漱石と森田の間に存在する信頼関係。それは師匠である漱石が「上から意見する」というものではないように感じます。相手の自我を尊重し、あくまでも自分の個人的な意見として伝える。そして、約束は絶対に守る。この短いの文章の背後には、そのような言葉と信念のやりとりが感じられるように思います。

秘密を守らないことで、失っていくもの

昨今は「秘密」だったはずの内容が、瞬く間に拡散される世の中です。本来ならば、秘密を公開した人は非難され信頼を失うわけですが、逆に周囲から評価を受け注目を集めるような気配もあります。それは、著名人だけでなく、私たちのような一般人のレベルでも同様で「ちょっと調べれば、大抵の秘密は明らかになる」ような状況です。

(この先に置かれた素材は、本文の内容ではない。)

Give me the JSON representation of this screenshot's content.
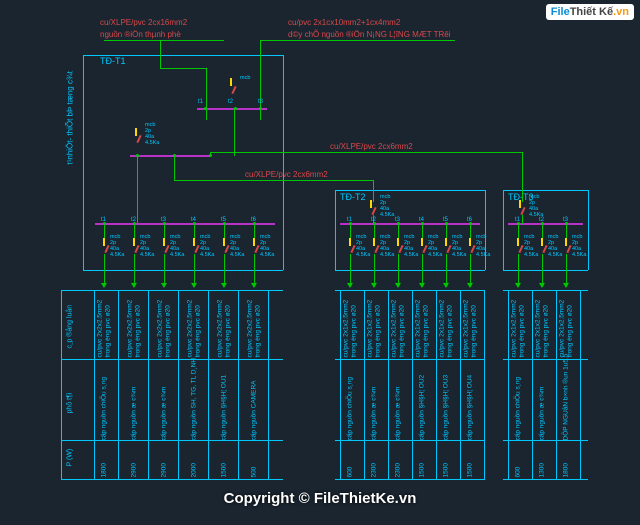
{
  "logo": {
    "text1": "File",
    "text2": "Thiết Kế",
    "text3": ".vn"
  },
  "cables": {
    "c1": "cu/XLPE/pvc 2cx16mm2",
    "c2": "nguồn ®iÖn thµnh phè",
    "c3": "cu/pvc 2x1cx10mm2+1cx4mm2",
    "c4": "d©y chÕ nguồn ®iÖn N¡NG L¦îNG MÆT TRêi",
    "c5": "cu/XLPE/pvc 2cx6mm2",
    "c6": "cu/XLPE/pvc 2cx6mm2"
  },
  "panels": {
    "p1": "TĐ-T1",
    "p2": "TĐ-T2",
    "p3": "TĐ-T3"
  },
  "side_label": "t¹nhiÖt- thiÕt bÞ tæng c¾t",
  "rows": {
    "r1": "c¸p ®ång luån",
    "r2": "phô t¶i",
    "r3": "P (W)"
  },
  "mcb": "mcb\n2p\n40a\n4.5Ka",
  "mcb_text": {
    "l1": "mcb",
    "l2": "2p",
    "l3": "40a",
    "l4": "4.5Ka"
  },
  "t_labels": [
    "t1",
    "t2",
    "t3",
    "t4",
    "t5",
    "t6"
  ],
  "panel1_circuits": [
    {
      "cable": "cu/pvc 2x2x2.5mm2\ntrong èng pvc ø20",
      "load": "cấp nguồn chiÕu s¸ng",
      "p": "1800"
    },
    {
      "cable": "cu/pvc 2x2x2.5mm2\ntrong èng pvc ø20",
      "load": "cấp nguồn æ c¾m",
      "p": "2900"
    },
    {
      "cable": "cu/pvc 2x2x2.5mm2\ntrong èng pvc ø20",
      "load": "cấp nguồn æ c¾m",
      "p": "2900"
    },
    {
      "cable": "cu/pvc 2x2x2.5mm2\ntrong èng pvc ø20",
      "load": "cấp nguồn SH, TG, TL D¸NH",
      "p": "2000"
    },
    {
      "cable": "cu/pvc 2x2x2.5mm2\ntrong èng pvc ø20",
      "load": "cấp nguồn §H§H¦ OU1",
      "p": "1500"
    },
    {
      "cable": "cu/pvc 2x2x2.5mm2\ntrong èng pvc ø20",
      "load": "cấp nguồn CAMERA",
      "p": "500"
    }
  ],
  "panel2_circuits": [
    {
      "cable": "cu/pvc 2x1x2.5mm2\ntrong èng pvc ø20",
      "load": "cấp nguồn chiÕu s¸ng",
      "p": "600"
    },
    {
      "cable": "cu/pvc 2x1x2.5mm2\ntrong èng pvc ø20",
      "load": "cấp nguồn æ c¾m",
      "p": "2300"
    },
    {
      "cable": "cu/pvc 2x1x2.5mm2\ntrong èng pvc ø20",
      "load": "cấp nguồn æ c¾m",
      "p": "2300"
    },
    {
      "cable": "cu/pvc 2x1x2.5mm2\ntrong èng pvc ø20",
      "load": "cấp nguồn §H§H¦ OU2",
      "p": "1500"
    },
    {
      "cable": "cu/pvc 2x1x2.5mm2\ntrong èng pvc ø20",
      "load": "cấp nguồn §H§H¦ OU3",
      "p": "1500"
    },
    {
      "cable": "cu/pvc 2x1x2.5mm2\ntrong èng pvc ø20",
      "load": "cấp nguồn §H§H¦ OU4",
      "p": "1500"
    }
  ],
  "panel3_circuits": [
    {
      "cable": "cu/pvc 2x1x2.5mm2\ntrong èng pvc ø20",
      "load": "cấp nguồn chiÕu s¸ng",
      "p": "600"
    },
    {
      "cable": "cu/pvc 2x1x2.5mm2\ntrong èng pvc ø20",
      "load": "cấp nguồn æ c¾m",
      "p": "1300"
    },
    {
      "cable": "cu/pvc 2x1x2.5mm2\ntrong èng pvc ø20",
      "load": "DÕP NGUåN b×nh ®un 1u5.5",
      "p": "1800"
    }
  ],
  "copyright": "Copyright © FileThietKe.vn"
}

私たちは、この状況に麻痺してしまい、いやもう少し正確に表現すると、秘密を守らないことで失うものの大きさを理解できずに、ただなんとなく手元のスマホで情報を検索しています。そして発信していきます。もはや、私たちが失われたものを把握し理解できることは困難かもしれません。失っていることを気がつかないまま、または、わかっているつもりで生涯を終えてしまうのかもしれない。

言葉のやりとりの背後には「信頼」が存在する。信頼が存在するからこそ、言葉を通した交流が生まれていく。言葉のやりとりとが、簡単にできるようになってしまった、大量生産が可能になった現代では「言葉」も消耗品になってしまった。「軽く」考えられるようになってしまったのではないか。。

漱石の「あの手紙を見たものは手紙の宛名に書いてある夏目金之助丈である。」という言葉の奥に、私たちが見落としてしまっている何かを見ることができるような気がして、今回みなさんに紹介してみました。